Canadian Foreign Affairs Minister John Baird spoke out today, blasting Russia's vicious anti-gay law and the announcement from that nation's sports minister, Vitaly Mutko, that the Russian Federation would enforce its "homosexual propaganda" law during the 2014 Sochi Olympics. As reported earlier today, Mutko's remarks are directly opposed to
assurances given by "the highest levels" of the Russian government to
members of the IOC that LGBT athletes and visitors would not be targeted
by Russian authorities during the Sochi Games. Baird told The Canadian Press:
"As concerned as we are about the Olympics, that's nothing. That's
two, three, four weeks for the athletes and participants and the
visitors…This mean-spirited and hateful law will affect all Russians 365 days
of the year, every year.
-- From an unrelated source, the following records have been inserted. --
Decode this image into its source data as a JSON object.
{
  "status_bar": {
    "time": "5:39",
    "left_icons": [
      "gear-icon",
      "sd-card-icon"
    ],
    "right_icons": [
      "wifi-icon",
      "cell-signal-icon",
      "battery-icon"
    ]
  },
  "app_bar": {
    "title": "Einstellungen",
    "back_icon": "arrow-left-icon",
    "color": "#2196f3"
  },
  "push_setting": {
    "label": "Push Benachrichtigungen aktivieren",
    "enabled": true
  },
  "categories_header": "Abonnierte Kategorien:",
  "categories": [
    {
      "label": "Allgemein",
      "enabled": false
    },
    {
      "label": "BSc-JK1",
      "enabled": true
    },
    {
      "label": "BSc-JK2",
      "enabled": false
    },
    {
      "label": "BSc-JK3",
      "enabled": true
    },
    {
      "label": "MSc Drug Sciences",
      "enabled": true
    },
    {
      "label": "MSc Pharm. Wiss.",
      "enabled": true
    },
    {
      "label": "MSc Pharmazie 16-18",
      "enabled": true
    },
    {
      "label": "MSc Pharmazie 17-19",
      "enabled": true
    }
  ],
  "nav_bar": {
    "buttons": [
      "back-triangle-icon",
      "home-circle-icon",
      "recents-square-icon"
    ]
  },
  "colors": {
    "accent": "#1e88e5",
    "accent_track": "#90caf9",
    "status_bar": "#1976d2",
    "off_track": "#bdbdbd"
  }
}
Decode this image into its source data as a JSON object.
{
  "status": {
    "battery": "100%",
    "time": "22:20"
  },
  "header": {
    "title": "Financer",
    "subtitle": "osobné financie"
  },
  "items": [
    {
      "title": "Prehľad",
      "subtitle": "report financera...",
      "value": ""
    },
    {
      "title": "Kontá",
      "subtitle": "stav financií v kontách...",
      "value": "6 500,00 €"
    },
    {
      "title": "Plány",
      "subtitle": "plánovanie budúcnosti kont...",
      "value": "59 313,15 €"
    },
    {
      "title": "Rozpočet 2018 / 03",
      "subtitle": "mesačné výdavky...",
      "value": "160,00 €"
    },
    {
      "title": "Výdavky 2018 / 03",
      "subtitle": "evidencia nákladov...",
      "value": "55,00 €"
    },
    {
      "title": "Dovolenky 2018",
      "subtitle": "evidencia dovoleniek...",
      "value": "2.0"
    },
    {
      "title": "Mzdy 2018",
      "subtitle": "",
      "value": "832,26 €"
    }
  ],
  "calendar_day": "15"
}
It is an incitement to intolerance, which
breeds hate. And intolerance and hate breed violence."
"We wanted more than a verbal commitment to the IOC. And now the
comments by the Russian sports minister, Vitaly Mutko, are of deep
concern. The Olympics is a great celebration of international sport, of
international co-operation. This type of law being enforced flies in the
face of the entire Olympic spirit."
Baird insists that he and others in the Canadian government have attempted to lobby Russia away from their extreme anti-gay views since the anti-gay propaganda law was first proposed in January. Citing criticism he received in the past for being "too vocal" in denouncing the human rights abuses committed by Uganda's virulently anti-gay regime, Baird said he and his aides were cautioned against being too outspoken in their condemnation of Putin and the anti-gay laws, instead being advised "to
work behind the scenes quietly."
Attempting to explain the history behind Russia's recent animosity towards its LGBT population, Baird points to a meeting of G8 foreign ministers in May 2012 as an early warning sign that Russia was keen to take action against the LGBT community:
"I can recall being in Washington when (then U.S. secretary of state)
Hillary Clinton was chairing the G8 foreign ministers meeting and we
put, as part of our statement, support for sexual minorities. Russia put
an asterisk beside it saying they were not on board. This did not just pop out of nowhere."